The boy didn't look round but ran his fingers over the keyboard. The screen blanked then filled with the word HELLO!
That's the most you'll get,' said Zak, pulling Joe away. 'Unless he decides you're electronically interesting. He hardly acknowledged me when I got back, then Christmas morning among my prezzies I found a print-out with details of my last drug test plus those of every other top-flight woman I was likely to come up against.'
'Is that useful?' said Joe.
'No, but it's amazing,' said Zak.
As they came down the stairs, Joe heard a man's voice saying, 'So what's he doing in my bedroom?'
Zak ran lightly into the lounge and said, 'Hi, Dad. My fault. I was showing Joe the house and we were just admiring the view.'
'Of the houses opposite, you mean? Strange tastes you've got, girl.'
Henry Oto was a tall athletically built man with a square determined face. Zak had got his height and her mother's looks. Her sister had got her mother's size and her father's looks. You never know how the genes are going to come at you, thought Joe.
He knew from the papers that Oto was a senior prison officer at the Stocks, Luton's main jail. Remember, no escape jokes.
He said, 'Hi, Mr. Oto. I'm helping Zak out, fetching and carrying, you know.'
Oto said, 'Fetching and carrying what?'
Joe shrugged and looked to Zak for help. Clearly her father lacked her mother's courteous acceptance of the vagaries of her daughter's new lifestyle. That's what came of associating with criminals.

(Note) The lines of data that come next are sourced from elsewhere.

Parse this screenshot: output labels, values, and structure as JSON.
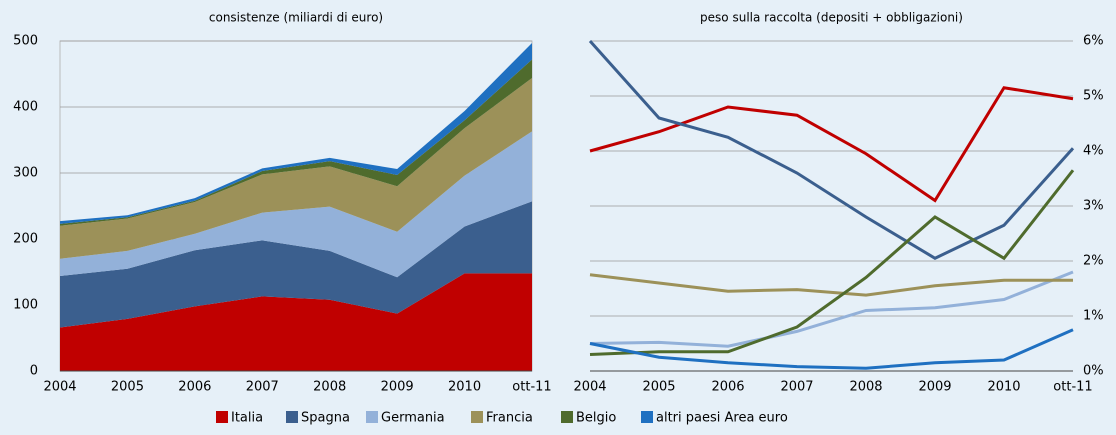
{
  "chart_data": [
    {
      "type": "area",
      "stacked": true,
      "title": "consistenze (miliardi di euro)",
      "categories": [
        "2004",
        "2005",
        "2006",
        "2007",
        "2008",
        "2009",
        "2010",
        "ott-11"
      ],
      "ylim": [
        0,
        500
      ],
      "yticks": [
        0,
        100,
        200,
        300,
        400,
        500
      ],
      "y_axis_side": "left",
      "grid": true,
      "series": [
        {
          "name": "Italia",
          "color": "#c00000",
          "values": [
            66,
            79,
            98,
            113,
            108,
            87,
            148,
            148
          ]
        },
        {
          "name": "Spagna",
          "color": "#3b5f8e",
          "values": [
            78,
            76,
            85,
            85,
            74,
            55,
            71,
            109
          ]
        },
        {
          "name": "Germania",
          "color": "#93b1d9",
          "values": [
            26,
            27,
            25,
            42,
            67,
            69,
            77,
            106
          ]
        },
        {
          "name": "Francia",
          "color": "#9c9159",
          "values": [
            50,
            49,
            48,
            58,
            61,
            69,
            72,
            81
          ]
        },
        {
          "name": "Belgio",
          "color": "#4f6b2d",
          "values": [
            3,
            2,
            2,
            5,
            8,
            17,
            12,
            28
          ]
        },
        {
          "name": "altri paesi Area euro",
          "color": "#1f70c1",
          "values": [
            4,
            3,
            4,
            4,
            5,
            9,
            14,
            25
          ]
        }
      ]
    },
    {
      "type": "line",
      "title": "peso sulla raccolta (depositi + obbligazioni)",
      "categories": [
        "2004",
        "2005",
        "2006",
        "2007",
        "2008",
        "2009",
        "2010",
        "ott-11"
      ],
      "ylim": [
        0,
        6
      ],
      "y_axis_side": "right",
      "grid": true,
      "yticks": [
        {
          "value": 0,
          "label": "0%"
        },
        {
          "value": 1,
          "label": "1%"
        },
        {
          "value": 2,
          "label": "2%"
        },
        {
          "value": 3,
          "label": "3%"
        },
        {
          "value": 4,
          "label": "4%"
        },
        {
          "value": 5,
          "label": "5%"
        },
        {
          "value": 6,
          "label": "6%"
        }
      ],
      "series": [
        {
          "name": "Italia",
          "color": "#c00000",
          "values": [
            4.0,
            4.35,
            4.8,
            4.65,
            3.95,
            3.1,
            5.15,
            4.95
          ]
        },
        {
          "name": "Spagna",
          "color": "#3b5f8e",
          "values": [
            6.0,
            4.6,
            4.25,
            3.6,
            2.8,
            2.05,
            2.65,
            4.05
          ]
        },
        {
          "name": "Germania",
          "color": "#93b1d9",
          "values": [
            0.5,
            0.52,
            0.45,
            0.72,
            1.1,
            1.15,
            1.3,
            1.8
          ]
        },
        {
          "name": "Francia",
          "color": "#9c9159",
          "values": [
            1.75,
            1.6,
            1.45,
            1.48,
            1.38,
            1.55,
            1.65,
            1.65
          ]
        },
        {
          "name": "Belgio",
          "color": "#4f6b2d",
          "values": [
            0.3,
            0.35,
            0.35,
            0.8,
            1.7,
            2.8,
            2.05,
            3.65
          ]
        },
        {
          "name": "altri paesi Area euro",
          "color": "#1f70c1",
          "values": [
            0.5,
            0.25,
            0.15,
            0.08,
            0.05,
            0.15,
            0.2,
            0.75
          ]
        }
      ]
    }
  ]
}
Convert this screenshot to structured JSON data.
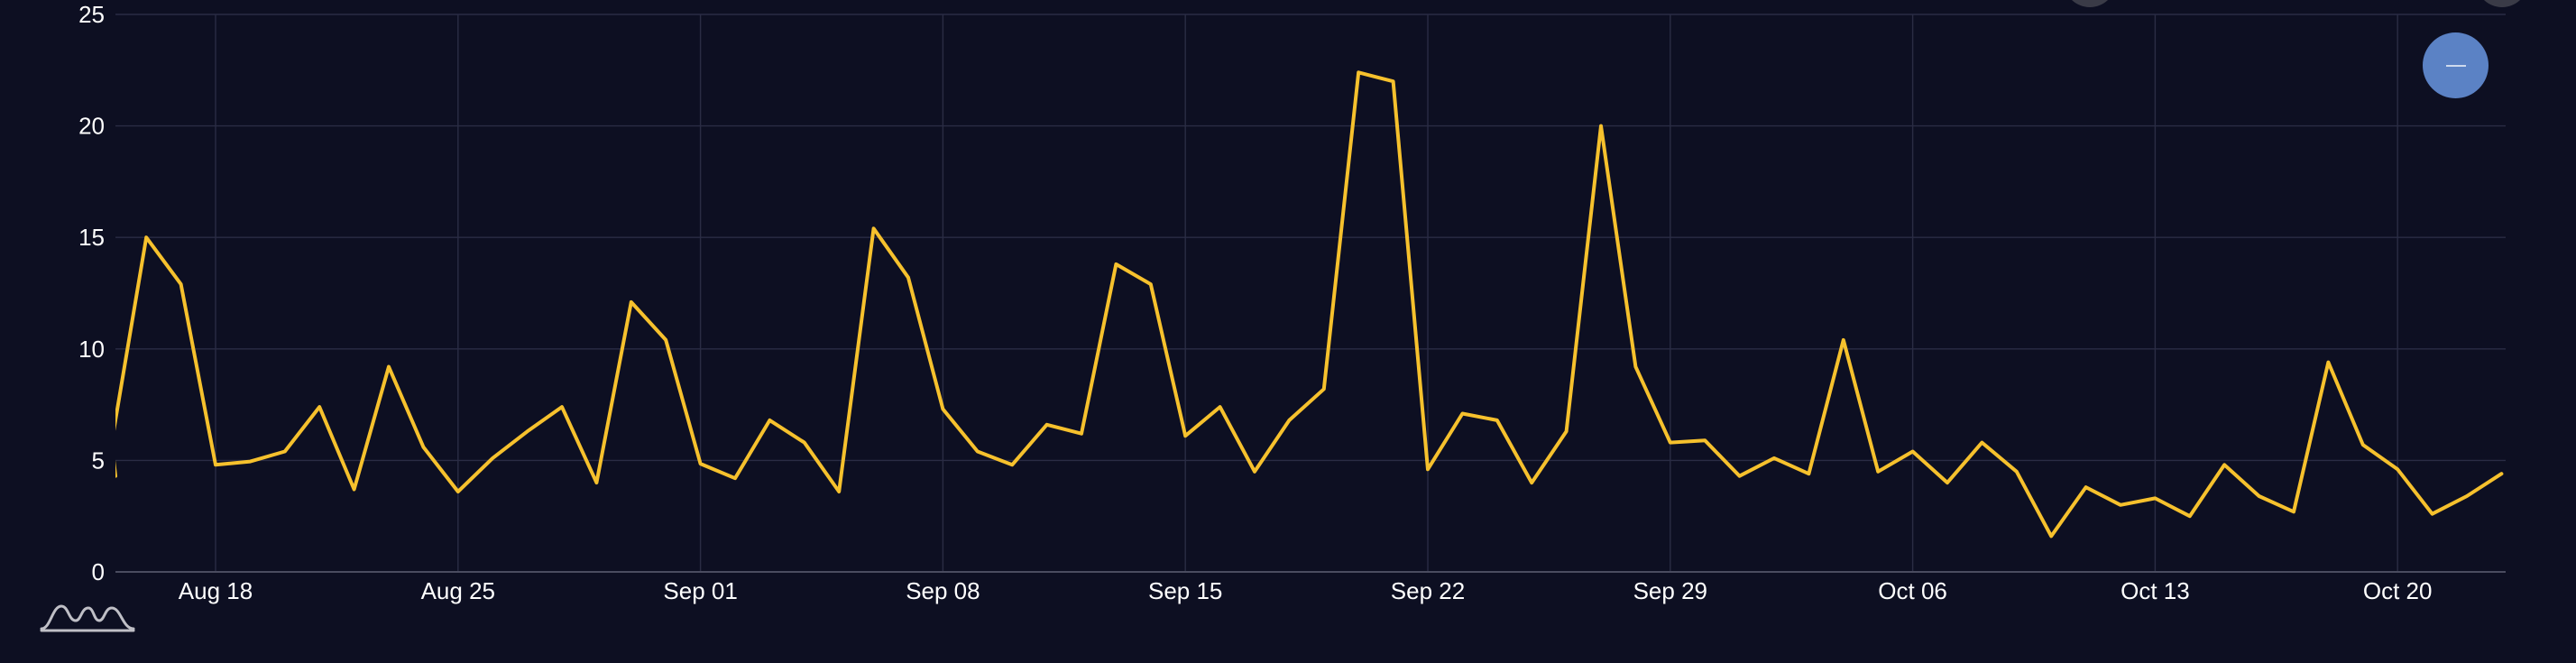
{
  "theme": {
    "background": "#0d0f22",
    "line_color": "#f6c12d",
    "grid_color": "#2a2c44",
    "button_color": "#5b82c5"
  },
  "chart_data": {
    "type": "line",
    "title": "",
    "xlabel": "",
    "ylabel": "",
    "ylim": [
      0,
      25
    ],
    "xlim": [
      "2025-08-15",
      "2025-10-23"
    ],
    "yticks": [
      "0",
      "5",
      "10",
      "15",
      "20",
      "25"
    ],
    "xticks": [
      {
        "date": "2025-08-18",
        "label": "Aug 18"
      },
      {
        "date": "2025-08-25",
        "label": "Aug 25"
      },
      {
        "date": "2025-09-01",
        "label": "Sep 01"
      },
      {
        "date": "2025-09-08",
        "label": "Sep 08"
      },
      {
        "date": "2025-09-15",
        "label": "Sep 15"
      },
      {
        "date": "2025-09-22",
        "label": "Sep 22"
      },
      {
        "date": "2025-09-29",
        "label": "Sep 29"
      },
      {
        "date": "2025-10-06",
        "label": "Oct 06"
      },
      {
        "date": "2025-10-13",
        "label": "Oct 13"
      },
      {
        "date": "2025-10-20",
        "label": "Oct 20"
      }
    ],
    "grid": true,
    "legend": "none",
    "series": [
      {
        "color": "#f6c12d",
        "x": [
          "2025-08-15",
          "2025-08-16",
          "2025-08-17",
          "2025-08-18",
          "2025-08-19",
          "2025-08-20",
          "2025-08-21",
          "2025-08-22",
          "2025-08-23",
          "2025-08-24",
          "2025-08-25",
          "2025-08-26",
          "2025-08-27",
          "2025-08-28",
          "2025-08-29",
          "2025-08-30",
          "2025-08-31",
          "2025-09-01",
          "2025-09-02",
          "2025-09-03",
          "2025-09-04",
          "2025-09-05",
          "2025-09-06",
          "2025-09-07",
          "2025-09-08",
          "2025-09-09",
          "2025-09-10",
          "2025-09-11",
          "2025-09-12",
          "2025-09-13",
          "2025-09-14",
          "2025-09-15",
          "2025-09-16",
          "2025-09-17",
          "2025-09-18",
          "2025-09-19",
          "2025-09-20",
          "2025-09-21",
          "2025-09-22",
          "2025-09-23",
          "2025-09-24",
          "2025-09-25",
          "2025-09-26",
          "2025-09-27",
          "2025-09-28",
          "2025-09-29",
          "2025-09-30",
          "2025-10-01",
          "2025-10-02",
          "2025-10-03",
          "2025-10-04",
          "2025-10-05",
          "2025-10-06",
          "2025-10-07",
          "2025-10-08",
          "2025-10-09",
          "2025-10-10",
          "2025-10-11",
          "2025-10-12",
          "2025-10-13",
          "2025-10-14",
          "2025-10-15",
          "2025-10-16",
          "2025-10-17",
          "2025-10-18",
          "2025-10-19",
          "2025-10-20",
          "2025-10-21",
          "2025-10-22",
          "2025-10-23"
        ],
        "values": [
          5.8,
          15.0,
          12.9,
          4.8,
          4.95,
          5.4,
          7.4,
          3.7,
          9.2,
          5.6,
          3.6,
          5.1,
          6.3,
          7.4,
          4.0,
          12.1,
          10.4,
          4.85,
          4.2,
          6.8,
          5.8,
          3.6,
          15.4,
          13.2,
          7.3,
          5.4,
          4.8,
          6.6,
          6.2,
          13.8,
          12.9,
          6.1,
          7.4,
          4.5,
          6.8,
          8.2,
          22.4,
          22.0,
          4.6,
          7.1,
          6.8,
          4.0,
          6.3,
          20.0,
          9.2,
          5.8,
          5.9,
          4.3,
          5.1,
          4.4,
          10.4,
          4.5,
          5.4,
          4.0,
          5.8,
          4.5,
          1.6,
          3.8,
          3.0,
          3.3,
          2.5,
          4.8,
          3.4,
          2.7,
          9.4,
          5.7,
          4.6,
          2.6,
          3.4,
          4.4
        ]
      }
    ]
  },
  "controls": {
    "zoom_reset": {
      "icon": "minus-icon"
    }
  },
  "branding": {
    "logo_icon": "chart-logo-icon"
  }
}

Zak said, 'You don't want your finely tuned daughter straining her back picking up her holdall, do you?'
Oto said, 'Can't see how you're going to break records if you can't carry your own gear.' But he was smiling fondly as he said it and Joe guessed that Zak had always been able to twine him round her little finger.
To Joe he said, 'Haven't I seen you before, Mr. er ... ?'
'Sixsmith,' mumbled Joe. 'But just call me Joe, Mr. Oto.'
Joe had always tried to keep his face out of the papers, even on those few occasions when they wanted to put it in. Not much use in being a PI if everyone seeing you said, 'Hey, ain't you that PI?' But a photo had appeared recently in connection with one of his cases and presumably Oto took a special interest in anything to do with his prospective customers.